Back in 1988 Michael Kinsley (in the Times of London) famously defined the gaffe as the occasion when “a politician tells the truth.” Kinsley himself immediately watered down his elegant definition by adding “some obvious truth he isn’t supposed to say,” as if the code of the politician did not require him to be uniformly and constantly a liar. Other journalists, not understanding Kinsley’s point, now refer to what they call the “Kinsley gaffe”—as if there really were some other significant type of innocent mistake that embarrassed the politician—the verbal equivalent of Gerry Ford tripping on the carpet or George H.W. Bush vomiting his Japanese dinner.
These verbal slips are important because they afford the nation’s helots a brief and ill-lit glimpse into the lives of their masters. But there is another sort of gaffe, a mistaken action or decision that can give us a similar insight into the secret world of the ruling class. Let us call such a mistake a “practical gaffe” or even “a gaffe in deed.”
In the past few days, we have all been witness to the Obama Administration’s slip-up on the release of Bowe Bergdahl, and what that tells us about the current masters of the universe is very disquieting. Here is Gen. Martin E. Dempsey, the chairman of the Joint Chiefs of Staff on Bergdahl’s return: “It is our ethos that we never leave a fallen comrade, Today we have back in our ranks the only remaining captured soldier from our conflicts in Iraq and Afghanistan. Welcome home, Sergeant Bowe Bergdahl.”
And President Obama, speaking from the same script: “He wasn’t forgotten by his country. The United States of America does not ever leave our men and women in uniform behind.”
Not ever? Perhaps the President is not old enough to remember all the efforts, largely unsuccessful, at rescuing MIA’s in Vietnam. The expression “not ever” is always the mark of the adolescent liar who thinks the more extreme he makes his statement, the less likely he is to be contradicted. In the same way, as Mark Steyn recently pointed out on the radio, he repeatedly ends one of his banalities with “period.” As in, “We bring American soldiers back. Period. Full Stop.”
The President and the Pentagon were planning a hero’s welcome—including a parade—for Bergdahl until complaints from the people General Dempsey would call his “comrades” created the GOP’s best PR and development opportunity since Monika Lewinsky. One wonders what was going through General Dempsey’s mind, when he referred to a deserter and traitor as a “fallen comrade.” Dempsey, apparently, will never be guilty of any verbal gaffes, unlike the scape-goated General Shinseki, who actually told the truth about Don Rumsfeld’s stupid and costly plan to fight the Iraq War on the cheap.
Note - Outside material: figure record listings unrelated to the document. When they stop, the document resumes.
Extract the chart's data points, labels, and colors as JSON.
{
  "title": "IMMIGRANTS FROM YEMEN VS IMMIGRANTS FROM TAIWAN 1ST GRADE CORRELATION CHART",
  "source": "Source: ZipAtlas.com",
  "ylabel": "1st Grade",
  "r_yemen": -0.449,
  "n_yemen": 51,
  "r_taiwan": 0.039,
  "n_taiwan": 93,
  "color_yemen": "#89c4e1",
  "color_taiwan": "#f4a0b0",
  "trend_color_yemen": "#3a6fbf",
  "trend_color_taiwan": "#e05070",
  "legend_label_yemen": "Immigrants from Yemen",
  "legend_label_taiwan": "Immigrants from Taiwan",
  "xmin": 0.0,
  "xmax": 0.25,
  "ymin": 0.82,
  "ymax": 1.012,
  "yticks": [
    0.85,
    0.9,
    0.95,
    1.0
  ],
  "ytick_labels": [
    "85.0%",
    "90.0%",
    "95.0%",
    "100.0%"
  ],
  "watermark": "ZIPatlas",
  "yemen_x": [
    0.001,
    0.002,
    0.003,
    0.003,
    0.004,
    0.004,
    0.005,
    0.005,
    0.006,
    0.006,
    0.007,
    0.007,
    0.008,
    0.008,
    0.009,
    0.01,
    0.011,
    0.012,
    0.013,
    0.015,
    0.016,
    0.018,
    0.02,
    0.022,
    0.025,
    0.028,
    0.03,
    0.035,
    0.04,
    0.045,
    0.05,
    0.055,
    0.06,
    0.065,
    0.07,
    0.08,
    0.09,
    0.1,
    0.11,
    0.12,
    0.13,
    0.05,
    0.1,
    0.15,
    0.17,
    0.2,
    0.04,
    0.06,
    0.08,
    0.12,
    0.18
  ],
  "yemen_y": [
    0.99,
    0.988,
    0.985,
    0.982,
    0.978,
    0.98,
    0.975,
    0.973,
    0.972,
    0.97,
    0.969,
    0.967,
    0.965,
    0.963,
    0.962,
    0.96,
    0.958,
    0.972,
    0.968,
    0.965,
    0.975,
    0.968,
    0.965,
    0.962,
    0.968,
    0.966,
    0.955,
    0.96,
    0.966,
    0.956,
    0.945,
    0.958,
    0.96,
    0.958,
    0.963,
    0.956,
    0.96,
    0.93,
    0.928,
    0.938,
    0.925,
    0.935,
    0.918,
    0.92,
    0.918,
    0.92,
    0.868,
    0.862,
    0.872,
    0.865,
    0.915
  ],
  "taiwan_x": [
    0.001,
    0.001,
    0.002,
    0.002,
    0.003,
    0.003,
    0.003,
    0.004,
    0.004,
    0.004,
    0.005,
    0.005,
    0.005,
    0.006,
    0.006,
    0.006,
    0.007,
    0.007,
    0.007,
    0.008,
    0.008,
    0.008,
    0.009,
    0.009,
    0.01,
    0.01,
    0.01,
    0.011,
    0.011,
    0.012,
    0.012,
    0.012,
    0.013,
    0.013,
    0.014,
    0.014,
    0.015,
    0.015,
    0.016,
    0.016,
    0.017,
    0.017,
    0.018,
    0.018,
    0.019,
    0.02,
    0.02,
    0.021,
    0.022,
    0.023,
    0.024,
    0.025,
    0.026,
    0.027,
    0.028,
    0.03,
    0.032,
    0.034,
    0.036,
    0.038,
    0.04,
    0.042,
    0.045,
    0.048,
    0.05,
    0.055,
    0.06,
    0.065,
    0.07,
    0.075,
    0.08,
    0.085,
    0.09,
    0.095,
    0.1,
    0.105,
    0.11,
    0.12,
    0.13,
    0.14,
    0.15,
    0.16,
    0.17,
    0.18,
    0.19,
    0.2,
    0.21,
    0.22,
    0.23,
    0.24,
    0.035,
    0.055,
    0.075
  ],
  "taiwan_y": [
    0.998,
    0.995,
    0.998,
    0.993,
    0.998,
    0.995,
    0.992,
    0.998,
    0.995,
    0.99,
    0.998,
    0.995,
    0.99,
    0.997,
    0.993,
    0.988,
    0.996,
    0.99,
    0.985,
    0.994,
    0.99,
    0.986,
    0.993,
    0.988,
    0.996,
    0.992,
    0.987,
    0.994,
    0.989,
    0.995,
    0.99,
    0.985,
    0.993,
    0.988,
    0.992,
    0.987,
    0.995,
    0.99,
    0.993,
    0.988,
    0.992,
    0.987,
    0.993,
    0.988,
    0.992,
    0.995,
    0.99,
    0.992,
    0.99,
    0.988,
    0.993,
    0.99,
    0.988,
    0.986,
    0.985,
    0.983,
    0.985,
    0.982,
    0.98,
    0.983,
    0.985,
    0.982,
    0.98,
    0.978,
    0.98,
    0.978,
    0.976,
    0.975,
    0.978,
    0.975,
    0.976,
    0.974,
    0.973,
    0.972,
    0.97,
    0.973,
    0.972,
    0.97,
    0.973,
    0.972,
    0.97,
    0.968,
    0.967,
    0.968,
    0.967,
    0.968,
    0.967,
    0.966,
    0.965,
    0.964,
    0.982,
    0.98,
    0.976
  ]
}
It is not as if Barack Obama and Chuck Hagel did not know the facts of Bergdahl’s desertion. Even their fans at the Washington Post reported on June 1 that officials had anticipated controversy and indicated that the deserter would not be put on trial. Predictably, Susan Rice has told the world that Bergdahl served honorably, and her gaffe-free words are almost always a guaranteed lie.
Hagel, Obama, Ms Clinton—all of them were involved in the protracted negotiations that resulted in Bergdahl’s release, and they all knew what the deserter’s comrades were saying about him. Anyone with internet access could have immediately located the Daily Mail story of 2010, which reported that Bergdahl had converted to Islam and was teaching the Taliban to make bombs.
They knew, but they didn’t care. They didn’t care what sort of traitor they were rescuing at the expense of American prestige and security, because they scented a propaganda coup. “Don’t you ever, ever say we don’t care about our fighting men and women or our vets.” They also did not worry about any fallout because they sincerely believe that Americans—or at least any Americans who could bring themselves to vote for the Democratic Party—are so stupid and gullible that they will swallow any lie, no matter how preposterous, that Susan Rice can devise.
America’s political leaders despise the people that vote for them, and they are right to do so. What must Harry Reid and Mitch McConnell think of the voters who would tolerate them as leaders of their respective parties? That some people will not fall for this latest lie is no proof of the integrity of conservative Republicans, because these same Hannitys and Levins and all their little fans out there in radioland who are now screaming treason and impeachment against Obama and Hagel listened to all the Bush-Rumsfeld lies with equanimity. No, Obama’s handlers misjudged the reaction because they are entirely out of touch with American realities, but they will not disprove Mencken’s accurate assessment of our national character, that “No one ever went broke underestimating the American people.”